- Bunbury
- Coordinates: 36°09′29″S 139°57′18″E﻿ / ﻿36.158063°S 139.95497°E
- Country: Australia
- State: South Australia
- Region: Murray and Mallee
- LGA: Coorong District Council;
- Location: 190 km (120 mi) SE of Adelaide; 104 km (65 mi) SE of Tailem Bend.;
- Established: 24 August 2000

Government
- • State electorate: MacKillop;
- • Federal division: Barker;

Population
- • Total: 3 (SAL 2021)
- Time zone: UTC+9:30 (ACST)
- • Summer (DST): UTC+10:30 (ACST)
- Postcode: 5266
- County: Cardwell
- Mean max temp: 22.9 °C (73.2 °F)
- Mean min temp: 8.0 °C (46.4 °F)
- Annual rainfall: 408.1 mm (16.07 in)
Suburbs around Bunbury
| Tintinara | Tintinara | Mount Charles |
| Deepwater | Bunbury | Mount Charles Laffer |
| Tilley Swamp | Tilley Swamp | Petherick |

= Bunbury, South Australia =

Bunbury is a locality in the Australian state of South Australia located in the state’s south-east about 190 km south-east of the state capital of Adelaide and about 104 km south-east of the municipal seat in Tailem Bend.
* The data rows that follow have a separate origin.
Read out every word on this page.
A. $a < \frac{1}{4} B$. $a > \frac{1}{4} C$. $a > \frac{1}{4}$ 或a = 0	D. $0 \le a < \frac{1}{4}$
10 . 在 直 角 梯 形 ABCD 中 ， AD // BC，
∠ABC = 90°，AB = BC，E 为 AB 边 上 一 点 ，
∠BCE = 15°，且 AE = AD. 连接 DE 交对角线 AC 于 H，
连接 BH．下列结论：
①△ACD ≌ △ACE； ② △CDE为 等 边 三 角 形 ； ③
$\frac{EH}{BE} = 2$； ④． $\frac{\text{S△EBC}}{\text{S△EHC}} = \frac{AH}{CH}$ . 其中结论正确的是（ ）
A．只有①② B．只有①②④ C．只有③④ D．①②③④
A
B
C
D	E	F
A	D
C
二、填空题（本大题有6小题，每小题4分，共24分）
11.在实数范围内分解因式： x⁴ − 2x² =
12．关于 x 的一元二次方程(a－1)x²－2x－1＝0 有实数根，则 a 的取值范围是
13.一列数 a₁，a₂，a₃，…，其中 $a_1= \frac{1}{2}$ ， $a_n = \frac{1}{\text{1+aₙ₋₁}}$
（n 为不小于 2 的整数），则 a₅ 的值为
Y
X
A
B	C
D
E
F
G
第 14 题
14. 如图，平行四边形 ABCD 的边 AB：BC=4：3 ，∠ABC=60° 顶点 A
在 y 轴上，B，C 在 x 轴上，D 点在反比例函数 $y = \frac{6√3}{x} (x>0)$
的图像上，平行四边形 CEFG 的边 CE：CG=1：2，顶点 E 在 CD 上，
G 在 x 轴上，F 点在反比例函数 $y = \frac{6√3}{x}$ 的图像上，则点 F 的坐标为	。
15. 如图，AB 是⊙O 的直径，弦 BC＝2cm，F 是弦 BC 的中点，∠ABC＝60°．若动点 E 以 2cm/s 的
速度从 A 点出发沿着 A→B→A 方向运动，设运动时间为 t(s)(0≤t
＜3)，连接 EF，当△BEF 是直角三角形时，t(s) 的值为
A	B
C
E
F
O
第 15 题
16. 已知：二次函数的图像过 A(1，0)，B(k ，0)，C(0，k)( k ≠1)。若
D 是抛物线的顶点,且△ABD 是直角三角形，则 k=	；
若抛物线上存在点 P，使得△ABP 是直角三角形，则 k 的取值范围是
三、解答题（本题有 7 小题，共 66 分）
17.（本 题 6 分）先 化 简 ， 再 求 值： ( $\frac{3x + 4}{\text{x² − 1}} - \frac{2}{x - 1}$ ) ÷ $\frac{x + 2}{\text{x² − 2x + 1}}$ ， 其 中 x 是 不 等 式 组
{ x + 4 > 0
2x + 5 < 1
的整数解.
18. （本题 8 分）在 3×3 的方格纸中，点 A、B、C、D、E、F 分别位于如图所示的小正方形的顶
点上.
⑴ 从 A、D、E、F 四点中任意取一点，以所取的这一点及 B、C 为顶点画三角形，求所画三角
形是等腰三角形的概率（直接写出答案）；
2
Its boundaries were created on 24 August 2000. Its name is derived from the Bunbury Homestead which is located within the locality’s boundaries.

The majority land use within Bunbury is ’primary production’ which is concerned with “agricultural production.” Some land extending from its centre to its western boundary which is occupied by the Bunbury Conservation Reserve is zoned for ‘conservation’.

Bunbury is located within the federal division of Barker, the state electoral district of MacKillop and the local government area of the Coorong District Council.